Thursday, 26 May 2011

Inefficient railways

At the IEA blog Richard Wellings has been looking at the reasons for the state of Britain's railways. He notes that for many people the recent history of Britain's railways has brought the whole concept of privatisation into disrepute. But he argues that this is unfair as rail privatisation was a pastiche of genuine privatisation – in many ways it actually increased the level of state control. He writes,
Last week’s McNulty Review estimated that costs are about 40% higher on Britain’s railways than comparable European networks. Taxpayer subsidies, adjusted for inflation, have probably more than tripled since the British Rail era – reaching around £7 billion per annum. As McNulty explained, higher costs are to a large extent the result of the fragmentation of the industry. A vertically integrated industry was split up, with different firms managing the infrastructure, running the trains and leasing the rolling stock. As a result, transaction costs mushroomed.
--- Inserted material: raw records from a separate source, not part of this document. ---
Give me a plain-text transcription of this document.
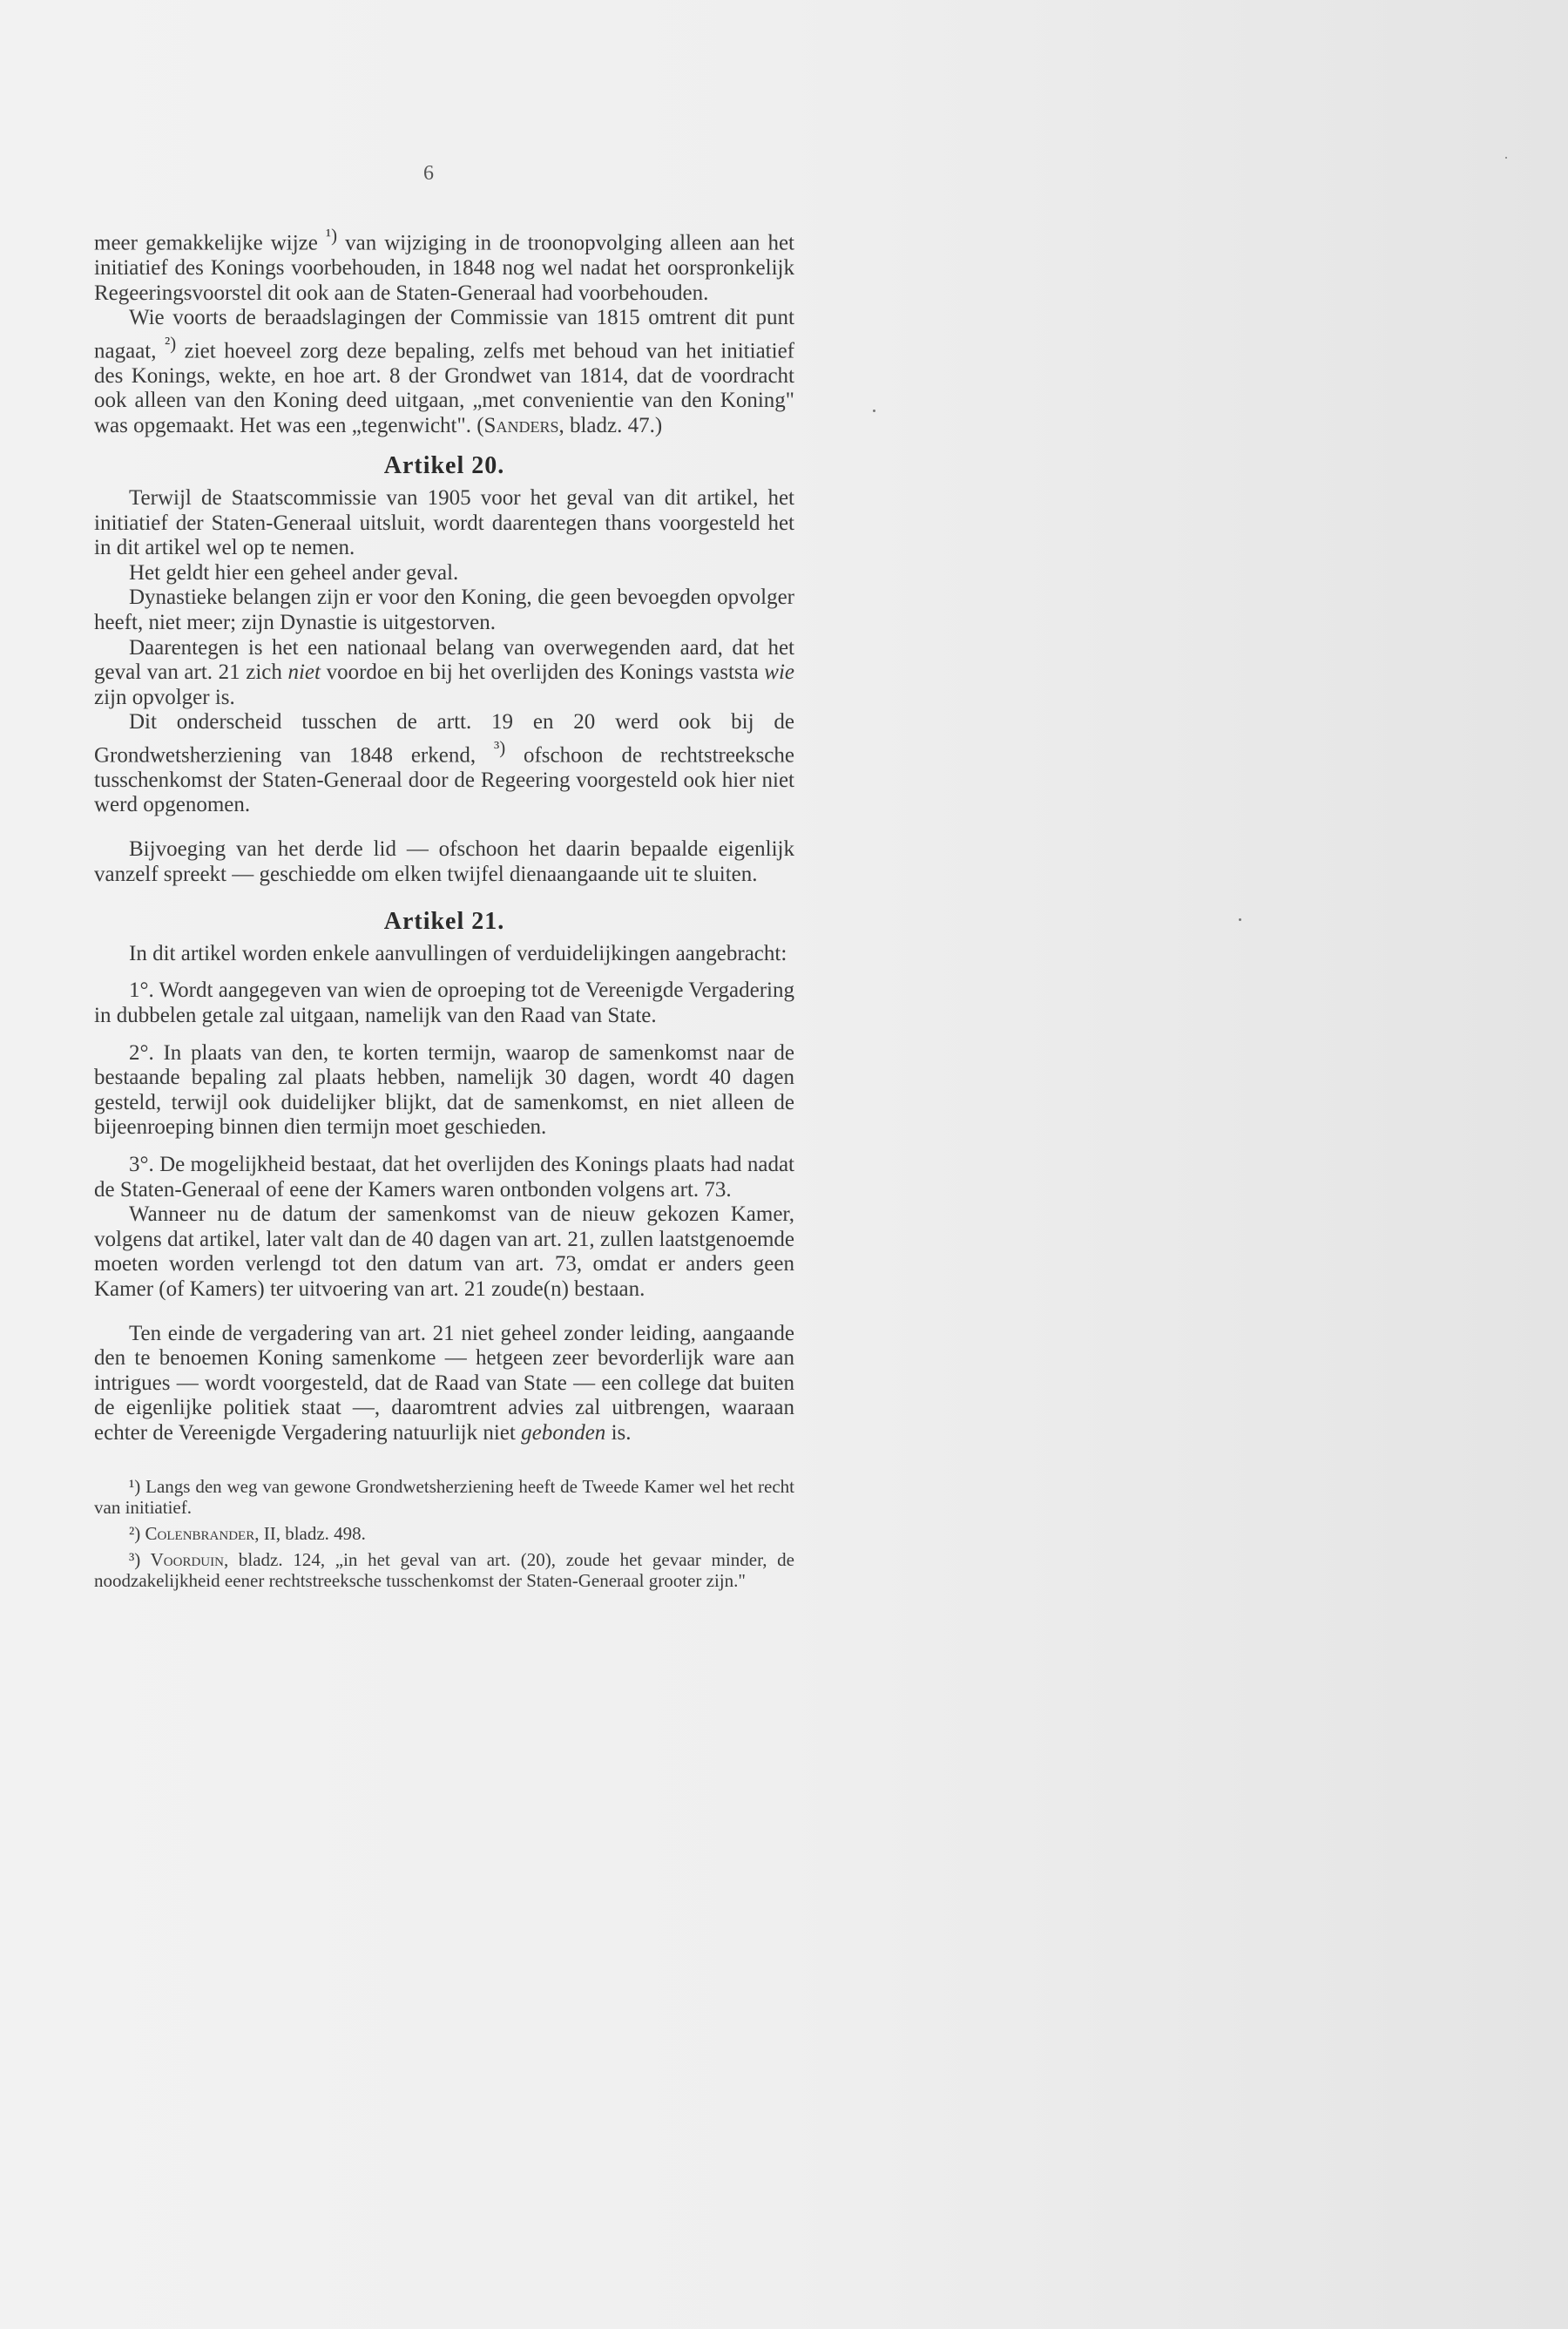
6

meer gemakkelijke wijze $^{^1)}$ van wijziging in de troonopvolging alleen aan het initiatief des Konings voorbehouden, in 1848 nog wel nadat het oorspronkelijk Regeeringsvoorstel dit ook aan de Staten-Generaal had voorbehouden.

Wie voorts de beraadslagingen der Commissie van 1815 omtrent dit punt nagaat, $^{^2)}$ ziet hoeveel zorg deze bepaling, zelfs met behoud van het initiatief des Konings, wekte, en hoe art. 8 der Grondwet van 1814, dat de voordracht ook alleen van den Koning deed uitgaan, „met convenientie van den Koning" was opgemaakt. Het was een „tegenwicht". (Sanders, bladz. 47.)

Artikel 20.

Terwijl de Staatscommissie van 1905 voor het geval van dit artikel, het initiatief der Staten-Generaal uitsluit, wordt daarentegen thans voorgesteld het in dit artikel wel op te nemen.

Het geldt hier een geheel ander geval.

Dynastieke belangen zijn er voor den Koning, die geen bevoegden opvolger heeft, niet meer; zijn Dynastie is uitgestorven.

Daarentegen is het een nationaal belang van overwegenden aard, dat het geval van art. 21 zich niet voordoe en bij het overlijden des Konings vaststa wie zijn opvolger is.

Dit onderscheid tusschen de artt. 19 en 20 werd ook bij de Grondwetsherziening van 1848 erkend, $^{^3)}$ ofschoon de rechtstreeksche tusschenkomst der Staten-Generaal door de Regeering voorgesteld ook hier niet werd opgenomen.

Bijvoeging van het derde lid — ofschoon het daarin bepaalde eigenlijk vanzelf spreekt — geschiedde om elken twijfel dienaangaande uit te sluiten.

Artikel 21.

In dit artikel worden enkele aanvullingen of verduidelijkingen aangebracht:

1°. Wordt aangegeven van wien de oproeping tot de Vereenigde Vergadering in dubbelen getale zal uitgaan, namelijk van den Raad van State.

2°. In plaats van den, te korten termijn, waarop de samenkomst naar de bestaande bepaling zal plaats hebben, namelijk 30 dagen, wordt 40 dagen gesteld, terwijl ook duidelijker blijkt, dat de samenkomst, en niet alleen de bijeenroeping binnen dien termijn moet geschieden.

3°. De mogelijkheid bestaat, dat het overlijden des Konings plaats had nadat de Staten-Generaal of eene der Kamers waren ontbonden volgens art. 73.

Wanneer nu de datum der samenkomst van de nieuw gekozen Kamer, volgens dat artikel, later valt dan de 40 dagen van art. 21, zullen laatstgenoemde moeten worden verlengd tot den datum van art. 73, omdat er anders geen Kamer (of Kamers) ter uitvoering van art. 21 zoude(n) bestaan.

Ten einde de vergadering van art. 21 niet geheel zonder leiding, aangaande den te benoemen Koning samenkome — hetgeen zeer bevorderlijk ware aan intrigues — wordt voorgesteld, dat de Raad van State — een college dat buiten de eigenlijke politiek staat —, daaromtrent advies zal uitbrengen, waaraan echter de Vereenigde Vergadering natuurlijk niet gebonden is.

¹) Langs den weg van gewone Grondwetsherziening heeft de Tweede Kamer wel het recht van initiatief.

²) Colenbrander, II, bladz. 498.

³) Voorduin, bladz. 124, „in het geval van art. (20), zoude het gevaar minder, de noodzakelijkheid eener rechtstreeksche tusschenkomst der Staten-Generaal grooter zijn."
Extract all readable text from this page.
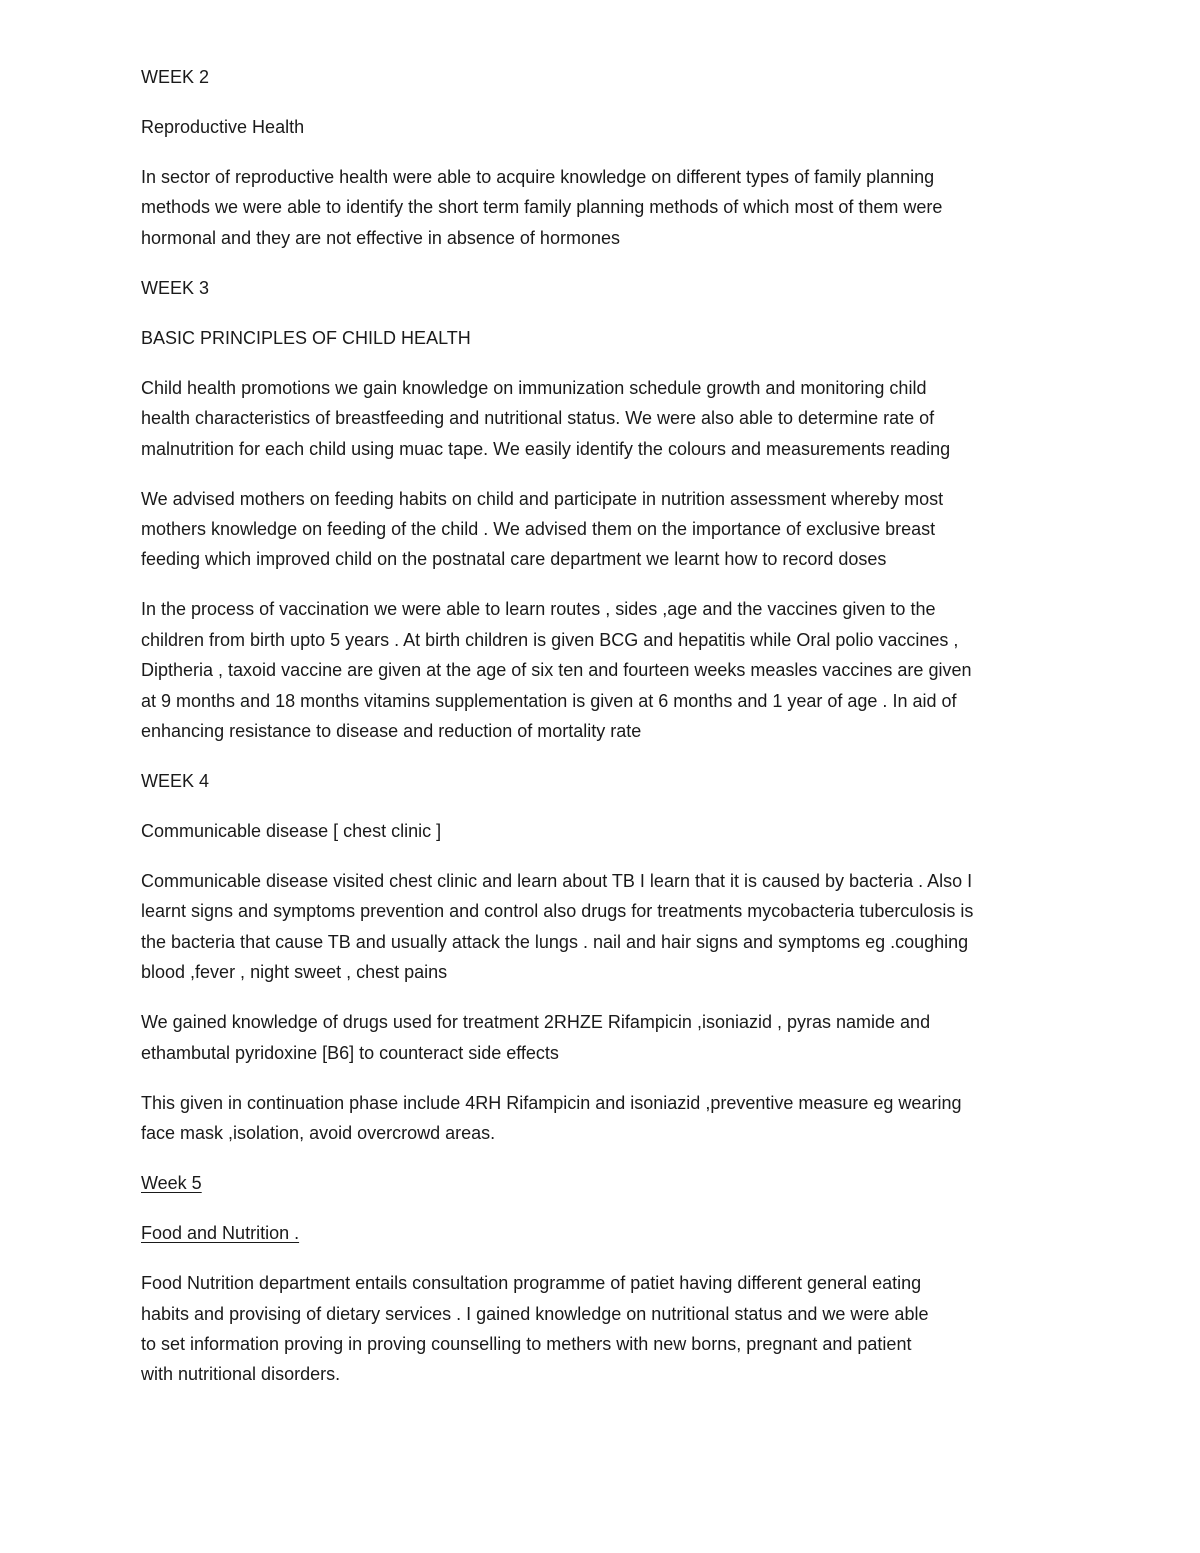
WEEK 2
Reproductive Health
In sector of reproductive health were able to acquire knowledge on different types of family planning
methods we were able to identify the short term family planning methods of which most of them were
hormonal and they are not effective in absence of hormones
WEEK 3
BASIC PRINCIPLES OF CHILD HEALTH
Child health promotions we gain knowledge on immunization schedule growth and monitoring child
health characteristics of breastfeeding and nutritional status. We were also able to determine rate of
malnutrition for each child using muac tape. We easily identify the colours and measurements reading
We advised mothers on feeding habits on child and participate in nutrition assessment whereby most
mothers knowledge on feeding of the child . We advised them on the importance of exclusive breast
feeding which improved child on the postnatal care department we learnt how to record doses
In the process of vaccination we were able to learn routes , sides ,age and the vaccines given to the
children from birth upto 5 years . At birth children is given BCG and hepatitis while Oral polio vaccines ,
Diptheria , taxoid vaccine are given at the age of six ten and fourteen weeks measles vaccines are given
at 9 months and 18 months vitamins supplementation is given at 6 months and 1 year of age . In aid of
enhancing resistance to disease and reduction of mortality rate
WEEK 4
Communicable disease [ chest clinic ]
Communicable disease visited chest clinic and learn about TB I learn that it is caused by bacteria . Also I
learnt signs and symptoms prevention and control also drugs for treatments mycobacteria tuberculosis is
the bacteria that cause TB and usually attack the lungs . nail and hair signs and symptoms eg .coughing
blood ,fever , night sweet , chest pains
We gained knowledge of drugs used for treatment 2RHZE Rifampicin ,isoniazid , pyras namide and
ethambutal pyridoxine [B6] to counteract side effects
This given in continuation phase include 4RH Rifampicin and isoniazid ,preventive measure eg wearing
face mask ,isolation, avoid overcrowd areas.
Week 5
Food and Nutrition .
Food Nutrition department entails consultation programme of patiet having different general eating
habits and provising of dietary services . I gained knowledge on nutritional status and we were able
to set information proving in proving counselling to methers with new borns, pregnant and patient
with nutritional disorders.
It is a myth, however, that fragmentation was the result of privatisation per se. The government imposed an artificial structure on the industry from above. Indeed, when train operators subsequently approached the government with a view to taking ownership of the track, they were rebuffed. Moreover, the regulations imposed on the ‘private’ rail industry made it virtually impossible to close loss-making lines, while franchise agreements with train operators effectively forced them to continue running uneconomic services.

By contrast, the structure of a rail industry under genuine private control would be determined by market forces. Historical experience suggests that vertical integration would predominate. This may be explained both by the desire to minimise transaction costs and the relatively high degree of asset specificity on the railways (for example, rolling stock is often designed for use on particular routes). Moreover, genuine private owners would be free to close uneconomic lines and cancel loss-making services. Freed from government price controls, they could set fares to address overcrowding. Expensive new capacity would be funded by fares and land development rather than taxpayers (many of whom never use the railways).
Much of this argument would apply with as much force to the situation with rail privatisation in New Zealand. Here as in the U.K. the government tired to undo vertical integration which history suggests occurs for good efficiency enhancing reasons. Also it was also difficult for private owners of rail in New Zealand to close loss-making lines. The result in New Zealand, as in the U.K., showed that privatisation done badly gives bad results.